Know how to test it before you build it
I’m a big believer in knowing what done looks like before you start. To me, every engineering effort should always begin with a test. If you don’t know how to test that something does what you think it should, you will never know when you are done. The act of thinking through how to test your system is also a forcing function. It forces you to face the complexity of your system early. If it is difficult to test, it is probably difficult to understand.
Your design is likely wrong in some way, but you don’t know it. Give yourself as much opportunity to defer decisions as you can. Algorithm details should be decoupled from interfaces so that one can change without impacting the other. Implementation details should not impact the overall design.
By deferring decisions on implementation details, you can focus first on building out a system that logically works. Concerns like data persistence and performance are secondary. That way you can solve these problems without worrying about breaking intended behavior.
Plan for 10X scale
It’s tempting to want to build something that can scale infinitely. The reality is that you won’t anticipate all possible bottlenecks. You will also need to make compromises to get something built sooner rather than later. Plan on a solution that can scale only to 10X what you expect. Expect that by the time you reach that 10X scale it will be time to start making changes.
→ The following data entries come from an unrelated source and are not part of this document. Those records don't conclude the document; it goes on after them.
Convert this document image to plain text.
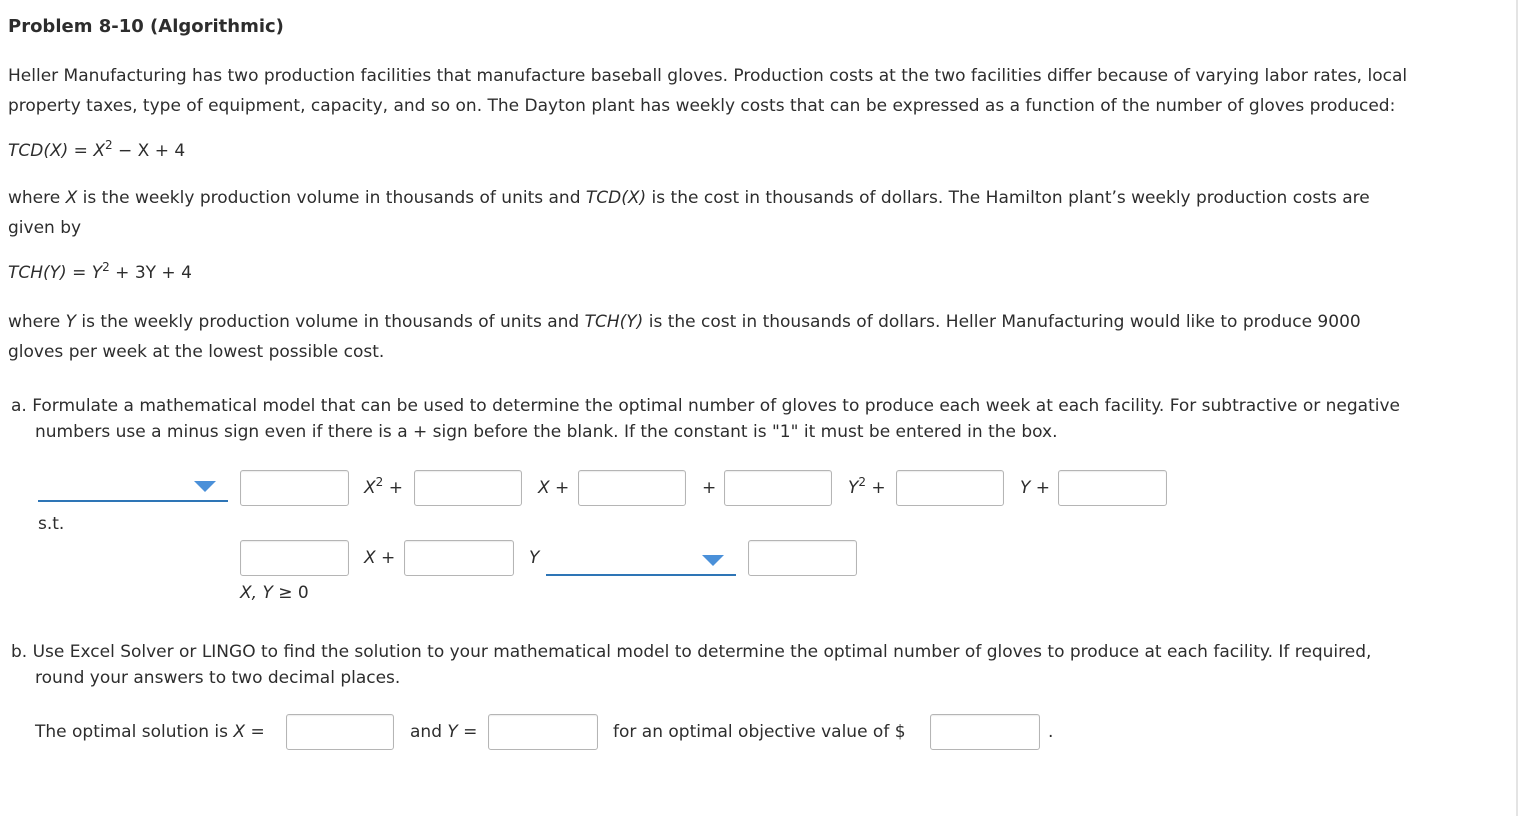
Problem 8-10 (Algorithmic)
Heller Manufacturing has two production facilities that manufacture baseball gloves. Production costs at the two facilities differ because of varying labor rates, local
property taxes, type of equipment, capacity, and so on. The Dayton plant has weekly costs that can be expressed as a function of the number of gloves produced:
$TCD(X) = X^2 - X + 4$
where X is the weekly production volume in thousands of units and TCD(X) is the cost in thousands of dollars. The Hamilton plant’s weekly production costs are
given by
$TCH(Y) = Y^2 + 3Y + 4$
where Y is the weekly production volume in thousands of units and TCH(Y) is the cost in thousands of dollars. Heller Manufacturing would like to produce 9000
gloves per week at the lowest possible cost.
a. Formulate a mathematical model that can be used to determine the optimal number of gloves to produce each week at each facility. For subtractive or negative
numbers use a minus sign even if there is a + sign before the blank. If the constant is "1" it must be entered in the box.
$X^2$ +	X +	+	$Y^2$ +	Y +
s.t.
X +	Y
X, Y ≥ 0
b. Use Excel Solver or LINGO to find the solution to your mathematical model to determine the optimal number of gloves to produce at each facility. If required,
round your answers to two decimal places.
The optimal solution is X =	and Y =	for an optimal objective value of $	.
Components that change together should live together
This is a principle that applies both at the code implementation and service levels. As you break out domains into independent micro-services it can become difficult to know what should go where. Knowing what parts will need to change at the same time can guide you on how to group components into services.
Every service should have a clear, documented purpose
Every time you build a new service you should write down the exact purpose of that service. The purpose should be as simple and succinct as possible. This serves multiple purposes. First, it forces you to articulate why you are making the decisions you are making. Second, it informs future engineers who will look to modify what you are building. With a clear purpose to each service it will help future engineers know whether they should modify an existing service to meet their needs or if they should create a new service.